Goodman’s role as a tastemaker and power player in an industry dominated by male dealers and artists put her in a rarefied clique of women that included Peggy Guggenheim, Betty Parsons, Ileana Sonnabend, Barbara Gladstone, Mary Boone, and Paula Cooper. She appeared multiple times in ArtReview’s Power 100, a list of the art world’s most influential figures. Despite this, Goodman has been referred to as the “anti-Larry,” an allusion to celebrity gallerist Larry Gagosian.
She long prided herself on prioritizing the creative side of the industry over moneyed collectors and maintaining close relationships with curators and museum directors. A 2015 Art Newspaper article found that 30% of prominent solo artist exhibitions at US art institutions were then represented by only five galleries, including Goodman. (The other four were Gagosian, David Zwirner, Pace, and Hauser Wirth.) “Museums are very important to us,” Goodman said in the article. “We’re not trying to buy the museums. We are interested in making it easy for them to do their research by giving them access to our archive or any information that we have.”
Even with her outsize influence, in person the diminutive Goodman, who stood at a mere five feet tall, was most well known for her taciturn personality and whisper-soft voice. She avoided industry plaudits and dodged most press interviews, preferring that her artists receive the lion’s share of public attention.
In a 2018 W Magazine feature on Goodman, the late American artist Lawrence Weiner, another in the gallery’s long list of icons, said, “There was a joke that we used to make about Marian: ‘Carry a soft stick and lay it down hard.’ She could handle anything. And there’s a kind of grandeur about her generosity.”

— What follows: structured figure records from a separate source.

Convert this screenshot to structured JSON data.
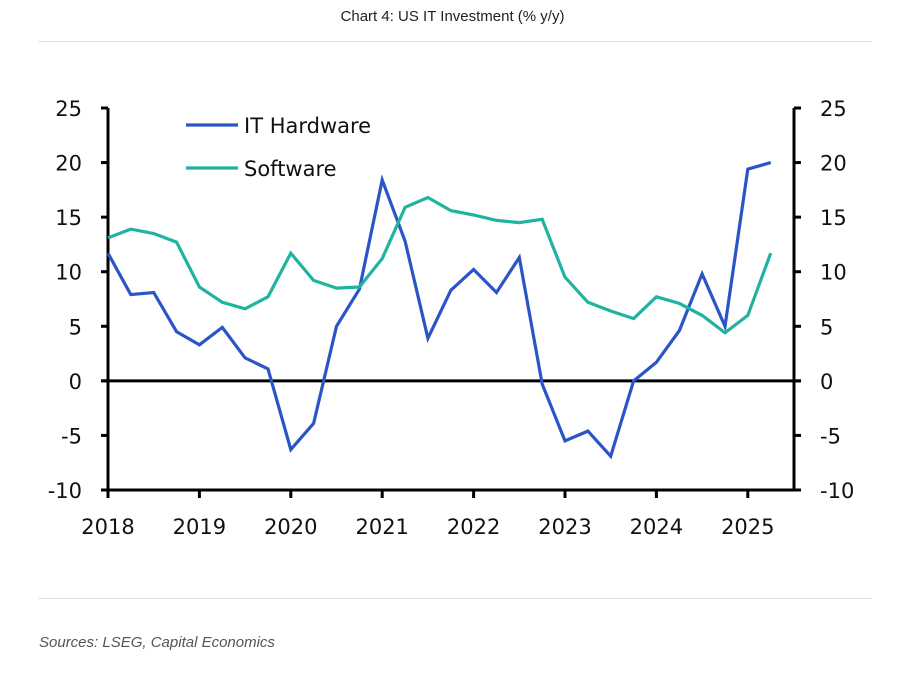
{
  "title": "Chart 4: US IT Investment (% y/y)",
  "source": "Sources: LSEG, Capital Economics",
  "chart_data": {
    "type": "line",
    "title": "Chart 4: US IT Investment (% y/y)",
    "xlabel": "",
    "ylabel": "",
    "x_ticks": [
      "2018",
      "2019",
      "2020",
      "2021",
      "2022",
      "2023",
      "2024",
      "2025"
    ],
    "x_range": [
      2018.0,
      2025.75
    ],
    "ylim": [
      -10,
      25
    ],
    "y_ticks": [
      25,
      20,
      15,
      10,
      5,
      0,
      -5,
      -10
    ],
    "y_tick_labels": [
      "25",
      "20",
      "15",
      "10",
      "5",
      "0",
      "-5",
      "-10"
    ],
    "secondary_y_ticks": [
      "25",
      "20",
      "15",
      "10",
      "5",
      "0",
      "-5",
      "-10"
    ],
    "zero_line": true,
    "grid": false,
    "legend_position": "top-left",
    "x": [
      "2018Q1",
      "2018Q2",
      "2018Q3",
      "2018Q4",
      "2019Q1",
      "2019Q2",
      "2019Q3",
      "2019Q4",
      "2020Q1",
      "2020Q2",
      "2020Q3",
      "2020Q4",
      "2021Q1",
      "2021Q2",
      "2021Q3",
      "2021Q4",
      "2022Q1",
      "2022Q2",
      "2022Q3",
      "2022Q4",
      "2023Q1",
      "2023Q2",
      "2023Q3",
      "2023Q4",
      "2024Q1",
      "2024Q2",
      "2024Q3",
      "2024Q4",
      "2025Q1",
      "2025Q2"
    ],
    "series": [
      {
        "name": "IT Hardware",
        "color": "#2a55c9",
        "values": [
          11.7,
          7.9,
          8.1,
          4.5,
          3.3,
          4.9,
          2.1,
          1.1,
          -6.3,
          -3.9,
          5.0,
          8.4,
          18.4,
          12.8,
          3.9,
          8.3,
          10.2,
          8.1,
          11.3,
          -0.3,
          -5.5,
          -4.6,
          -6.9,
          0.0,
          1.7,
          4.6,
          9.8,
          5.0,
          19.4,
          20.0
        ]
      },
      {
        "name": "Software",
        "color": "#1fb3a0",
        "values": [
          13.1,
          13.9,
          13.5,
          12.7,
          8.6,
          7.2,
          6.6,
          7.7,
          11.7,
          9.2,
          8.5,
          8.6,
          11.2,
          15.9,
          16.8,
          15.6,
          15.2,
          14.7,
          14.5,
          14.8,
          9.5,
          7.2,
          6.4,
          5.7,
          7.7,
          7.1,
          6.0,
          4.4,
          6.0,
          11.7
        ]
      }
    ]
  }
}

Goodman maintained a vigorous schedule into her 90s, reportedly speaking on the telephone to her clients for hours each day; traveling monthly to Europe to visit art fairs, museum openings, and artists’ studios; and throwing dinner parties in her modest rooftop duplex on the Upper West Side.
Goodman established a partnership team in 2021 to succeed her following her retirement; that team now consists of Rose Lord, Junette Teng, Emily-Jane Kirwan, and Leslie Nolen.
She is survived by her two children, Michael Goodman and Amy Goodman, both trustees of the Marian Goodman Foundation.